Rick faces the boss of the first level, a Michael Jackson inspired vampire.

Unlike the other Splatterhouse games, Wanpaku Graffiti focuses more on platforming elements than beat 'em up gameplay. Instead of using punches and kicks, Rick wields an axe and can pick up a shotgun with limited ammo during certain levels. This game also features an experience point system. By defeating a certain number of enemies, Rick's health bar grows. The number of enemies needed is seen at the top of the screen. New to the series is the password system, which allows players to enter stages through four digit numbers.

If both of the crystal orbs are collected during the game, a shot at the end with Rick and Jennifer approaching the West Mansion like in the original Splatterhouse will be revealed. The ending would suggest that Rick was possibly dreaming all the events of this game when he is seen on the hill with Jennifer. The dream may have been a warning about what was going to happen in the West Mansion in the next game.

==Plot==
Wanpaku Graffiti opens as Jennifer weeps over Rick's grave. Lightning strikes, hitting the grave and reviving Rick, who has been wearing a mask. Lightning strikes again, hitting the grave next to Rick's and revives the Pumpkin King, the game's main antagonist. The Pumpkin King kidnaps Jennifer and Rick must go save her.

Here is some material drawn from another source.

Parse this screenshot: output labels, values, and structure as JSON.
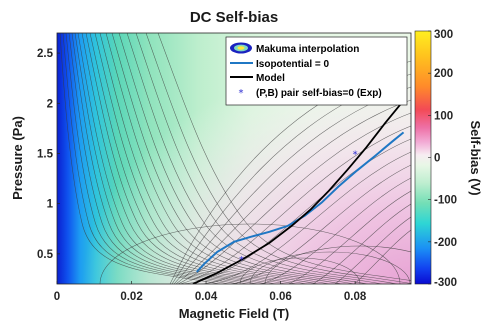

After fighting through several levels of super deformed monster parodies, Rick finds himself in the office of the Pumpkin King. Upon defeating him, it is revealed to the player that the whole game was merely a movie. A director congratulates Rick on his fine acting, Rick removes his mask, and they leave. Once everyone has left, the mask comes to life, revealing it is not what it seems. If the two crystal balls are collected, there is an extended epilogue. One crystal ball contains a picture of Rick lying on top a hill with Jennifer, stating that they live happily ever after. The second crystal ball has a glimpse of Rick looking uncertain as Jennifer excitedly approaches what appears to be West Mansion during a storm, ominously stating that they will face a crisis. This may imply that Wanpaku Graffiti was intended to be a prequel to the original game.

==Reception==
JC Fletcher of Joystiq.com reviewed the game in the "Virtually Overlooked" column, devoted to games that should appear on the Wii's Virtual Console. Fletcher praised the game's graphics and parody elements, writing "Splatterhouse wasn't the most deadly serious game, but it was bloody enough to be shocking...How would you follow up a game like that?" Fletcher went on to say that "parody remakes" are missed in the video game industry. Overall, critics of the game have deemed its graphics, control, and parody nature Wanpaku Graffiti's strongest aspects.